Intelligence services silence a “free press” in Israel

Israeli intelligence officials used gag orders in recent weeks to stifle reporting on the initial investigations into both the abduction and the killing of three Israeli teenagers in the West Bank, and the apparent revenge killing of a Palestinian teenager in East Jerusalem.
These restrictions on media coverage of events in the Palestinian territories come more than five years after Israel blocked journalists from reporting on the bombardment of Gaza known in Israel as Operation Cast Lead. The current war in that territory is taking place in full view of foreign correspondents there, as the Haaretz columnist Anshel Pfeffer pointed out.
In past decades, restrictions on the news media gave security officials in Israel a free hand to pursue their objectives under the cover of an information blackout. Now, with access to social media and activist blogging, that is no longer possible, and a vigorous, at times frightening, public discussion of the killings has continued online based on rumor and leaks used by partisans of both sides to indict their enemies.
In the case of the three Jewish students who went missing last month near Hebron as they hitchhiked home from school, Israel’s Shin Bet security service barred reporters from telling the public that gunshots were heard on the furtive emergency call made by one of the kidnapped teenagers. The Israeli journalist and commentator Noam Sheizaf argued that keeping salient facts of the investigation secret for weeks allowed a government-backed social-media campaign to channel outrage over the abductions to grow, but also set the public up for crushing disappointment once the bodies were discovered.
“In schools across the country, including one near my home, signs were hung with the teens’ names and slogans like, ‘looking forward to your return,’ ” Mr. Sheizaf wrote on his blog. “If the teachers knew about the blood in the car, the bullet holes and the sound of gunshots, would they have let their young students paint those signs or have their photos taken with them and posted on the Internet?”
Another Israeli journalist, Raviv Drucker, suggested that concealing facts from the public might have built support for the military operation in the West Bank against Hamas operatives during the search for the teenagers, but also created an atmosphere of blood lust, and open calls for violent revenge, in the days before a Palestinian boy in East Jerusalem was abducted and burned to death.
“That doesn’t mean that the search for the boys should have been halted, but perhaps there would have been fewer mass prayer vigils and empty speeches predicated on the belief that the boys were still alive,” Mr. Drucker wrote. “And perhaps there would have been less pressure from the public for a heavy handed response from our decision makers. Perhaps, too, the wave of ugly incitement would have been a bit smaller.”
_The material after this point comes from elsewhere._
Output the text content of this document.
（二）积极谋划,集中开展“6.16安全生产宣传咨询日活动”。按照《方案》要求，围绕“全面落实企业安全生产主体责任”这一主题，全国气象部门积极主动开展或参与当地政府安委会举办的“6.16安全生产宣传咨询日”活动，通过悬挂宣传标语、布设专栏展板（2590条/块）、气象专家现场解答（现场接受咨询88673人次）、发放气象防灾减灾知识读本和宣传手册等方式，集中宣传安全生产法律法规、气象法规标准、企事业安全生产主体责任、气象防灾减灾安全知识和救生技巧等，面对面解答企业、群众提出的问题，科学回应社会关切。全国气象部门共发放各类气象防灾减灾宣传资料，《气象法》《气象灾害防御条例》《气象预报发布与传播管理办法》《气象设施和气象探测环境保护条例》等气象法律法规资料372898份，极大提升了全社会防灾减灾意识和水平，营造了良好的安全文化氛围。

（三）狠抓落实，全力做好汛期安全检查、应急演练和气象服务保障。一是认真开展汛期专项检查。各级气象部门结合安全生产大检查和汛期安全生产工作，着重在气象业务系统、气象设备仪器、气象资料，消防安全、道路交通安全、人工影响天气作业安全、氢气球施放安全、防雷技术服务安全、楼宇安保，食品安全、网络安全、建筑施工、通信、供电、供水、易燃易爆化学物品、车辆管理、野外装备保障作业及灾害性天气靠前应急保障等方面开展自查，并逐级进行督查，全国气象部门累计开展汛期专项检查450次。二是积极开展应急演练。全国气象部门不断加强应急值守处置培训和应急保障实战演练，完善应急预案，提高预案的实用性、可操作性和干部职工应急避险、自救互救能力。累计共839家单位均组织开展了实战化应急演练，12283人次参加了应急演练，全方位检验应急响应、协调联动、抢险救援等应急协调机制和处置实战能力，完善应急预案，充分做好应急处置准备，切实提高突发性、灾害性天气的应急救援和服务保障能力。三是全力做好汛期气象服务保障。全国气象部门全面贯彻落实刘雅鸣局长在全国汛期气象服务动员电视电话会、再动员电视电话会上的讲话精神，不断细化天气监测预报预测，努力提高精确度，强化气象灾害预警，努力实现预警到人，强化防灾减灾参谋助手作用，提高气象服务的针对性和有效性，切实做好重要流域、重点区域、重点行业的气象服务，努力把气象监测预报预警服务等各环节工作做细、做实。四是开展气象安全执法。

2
The absence of verified information about the missing Israelis initially led some Palestinians to speculate that “no abduction had ever occurred,” according to Amira Hass, a correspondent for Haaretz. The widespread assumption that the boys might be found alive, fostered by statements from Israel’s ambassador to the United Nations and other officials, also fueled speculation that the boys might have been abducted as bargaining chips to win the release of Palestinian political prisoners.
Mr. Drucker noted that the continuing suppression of information about the police investigation into the brutal killing of Muhammad Hussein Abu Khdeir, the 16-year-old snatched from a street near his home in East Jerusalem last week, was accompanied by an apparent campaign to deflect blame by tarnishing the victim’s reputation. Opaquely sourced reports suggested that the boy might have been killed not by Jewish extremists, but by his own family in a dark “honor killing.”
As the police pursued this line of inquiry, evidence about the nature of the crime and the possible identity of the killers emerged through the efforts of Palestinian journalists, Internet activists and the boy’s family, who shared surveillance-camera footage with foreign correspondents who have more latitude to evade Israeli gag orders.
Bushra Abu Khdeir, an aunt of the boy, showed British reporters grainy, black-and-white video of the abduction, recorded by a surveillance camera.
Days later, the Palestinian-American blogger Ali Abunimah published clearer images, recorded by another security camera, that he said appeared to show the kidnappers’ faces.
The Palestinian Wattan News Agency also obtained and published video of men reviewing the same security camera footage, which was apparently recorded just before the abduction.
Details of the investigation into Muhammad’s death are officially secret, even after an Israeli police spokesman announced the arrest of six suspects and said there was a “strong possibility” that the motive for the killing of the Palestinian teenager was “nationalistic,” indicating that it was a revenge attack by right-wing Jewish extremists.